A iniciativa AgriConnect foi apresentada pela primeira vez em outubro de 2025, durante as Reuniões Anuais do Banco Mundial e do FMI. Apresentada como um novo quadro destinado a reforçar a segurança alimentar nos países em desenvolvimento, tem a sua primeira aplicação no Senegal.
No Senegal, o governo lançou, na terça-feira, 10 de fevereiro, o Pacto AgriConnect, uma iniciativa estratégica desenvolvida em parceria com o Grupo do Banco Mundial. Segundo um comunicado publicado pela instituição financeira, o programa insere-se no âmbito da Agenda Nacional de Transformação Senegal 2050 e da Estratégia de Soberania Alimentar 2025-2034.
A ambição declarada pelas autoridades é alcançar mais de 90% de segurança alimentar a nível nacional até 2029 e criar 800 000 empregos formais nos setores agrícola e agroindustrial. De acordo com informações divulgadas pela Agência de Imprensa Senegalesa (APS), o governo pretende igualmente, através desta iniciativa, retirar 18,8 milhões de pessoas da insegurança alimentar e nutricional, melhorando a produção agrícola e alimentar.
Em termos concretos, o programa visa três cadeias de valor prioritárias: cereais, horticultura e pecuária. As intervenções previstas centram-se na mobilização de investimentos em infraestruturas e serviços agrícolas, na revisão das políticas setoriais para melhorar o ambiente de negócios, na mobilização de investimento privado para estimular a inovação e a competitividade, bem como na criação de 100 cooperativas agrícolas comunitárias.
«O AgriConnect é uma plataforma modelo de estruturação de um portefólio de projetos ligados à Agenda Nacional de Transformação. Através de contratos-programa por fileira que envolvem todas as partes interessadas, visa alcançar os impactos esperados da Visão Senegal 2050, soberana, justa e próspera», declarou Ahmadou Al Aminou Lo, ministro responsável pelo acompanhamento, coordenação e avaliação da Agenda Nacional de Transformação Senegal 2050.
Espera-se que, até ao final da implementação do programa, a produção de cereais cubra 78% das necessidades do mercado interno, face aos 48% atuais.
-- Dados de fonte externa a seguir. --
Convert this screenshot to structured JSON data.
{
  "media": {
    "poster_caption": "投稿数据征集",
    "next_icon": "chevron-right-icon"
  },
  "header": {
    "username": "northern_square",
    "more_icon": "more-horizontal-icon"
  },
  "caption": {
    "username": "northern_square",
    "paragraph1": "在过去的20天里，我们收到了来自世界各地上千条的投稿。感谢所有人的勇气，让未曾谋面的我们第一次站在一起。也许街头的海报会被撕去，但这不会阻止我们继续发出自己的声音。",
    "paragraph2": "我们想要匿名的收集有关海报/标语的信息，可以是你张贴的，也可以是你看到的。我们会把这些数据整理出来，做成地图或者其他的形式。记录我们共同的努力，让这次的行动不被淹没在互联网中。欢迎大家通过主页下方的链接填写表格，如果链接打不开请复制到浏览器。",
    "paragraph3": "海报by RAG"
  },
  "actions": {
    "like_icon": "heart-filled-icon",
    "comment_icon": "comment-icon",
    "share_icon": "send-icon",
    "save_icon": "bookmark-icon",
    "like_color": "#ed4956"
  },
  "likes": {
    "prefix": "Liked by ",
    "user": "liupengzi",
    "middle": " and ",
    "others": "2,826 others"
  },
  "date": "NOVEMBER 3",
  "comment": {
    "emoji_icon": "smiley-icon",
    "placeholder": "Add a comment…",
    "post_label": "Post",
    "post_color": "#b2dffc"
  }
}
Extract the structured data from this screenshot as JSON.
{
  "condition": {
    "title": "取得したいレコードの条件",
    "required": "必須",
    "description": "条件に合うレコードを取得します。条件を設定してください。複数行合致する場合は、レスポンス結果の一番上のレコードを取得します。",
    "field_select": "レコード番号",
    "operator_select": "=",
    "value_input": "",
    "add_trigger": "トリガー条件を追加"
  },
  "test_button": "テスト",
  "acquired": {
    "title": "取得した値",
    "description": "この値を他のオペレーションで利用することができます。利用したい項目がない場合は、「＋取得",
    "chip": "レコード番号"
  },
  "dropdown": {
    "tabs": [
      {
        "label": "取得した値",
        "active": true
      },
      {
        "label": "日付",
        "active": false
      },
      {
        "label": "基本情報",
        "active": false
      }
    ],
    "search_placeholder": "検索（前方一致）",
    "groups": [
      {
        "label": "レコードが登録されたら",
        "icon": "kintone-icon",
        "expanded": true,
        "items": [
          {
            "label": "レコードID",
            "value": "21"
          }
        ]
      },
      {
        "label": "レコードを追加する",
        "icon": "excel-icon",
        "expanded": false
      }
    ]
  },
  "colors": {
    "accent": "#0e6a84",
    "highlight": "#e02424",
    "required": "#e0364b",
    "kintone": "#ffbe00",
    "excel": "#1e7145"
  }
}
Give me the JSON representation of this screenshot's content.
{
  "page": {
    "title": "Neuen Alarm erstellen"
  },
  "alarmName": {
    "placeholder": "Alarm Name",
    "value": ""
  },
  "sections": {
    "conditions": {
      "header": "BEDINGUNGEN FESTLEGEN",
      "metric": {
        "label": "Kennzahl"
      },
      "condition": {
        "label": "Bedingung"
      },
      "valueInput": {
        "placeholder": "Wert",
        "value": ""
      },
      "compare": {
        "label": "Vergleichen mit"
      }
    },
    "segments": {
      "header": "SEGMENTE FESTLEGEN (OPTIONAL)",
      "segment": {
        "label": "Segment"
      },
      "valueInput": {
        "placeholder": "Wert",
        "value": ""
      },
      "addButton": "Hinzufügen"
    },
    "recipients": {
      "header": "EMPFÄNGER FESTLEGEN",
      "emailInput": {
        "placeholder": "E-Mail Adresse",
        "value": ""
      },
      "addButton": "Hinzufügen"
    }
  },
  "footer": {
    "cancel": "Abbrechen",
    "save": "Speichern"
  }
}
Um apoio financeiro massivo para acompanhar o setor privado
O Banco Mundial anunciou que irá duplicar os seus financiamentos anuais ao agronegócio no Senegal no âmbito desta iniciativa. A instituição prevê, nomeadamente, um financiamento adicional de 5 mil milhões de dólares até 2030, através da Sociedade Financeira Internacional (IFC) e da Agência Multilateral de Garantia de Investimentos (MIGA), para apoiar investimentos privados, parcerias industriais, transformação local e o acesso dos agricultores a ferramentas digitais.
Este apoio financeiro é oportuno e tanto mais estratégico quanto o setor agrícola é considerado o parente pobre do financiamento bancário. Tal como na maioria dos países da África Subsaariana, a agricultura recebe menos de 5% do total do crédito bancário, sobretudo devido aos riscos associados ao clima, à volatilidade dos rendimentos, à fraca estruturação das fileiras e à insuficiência de garantias.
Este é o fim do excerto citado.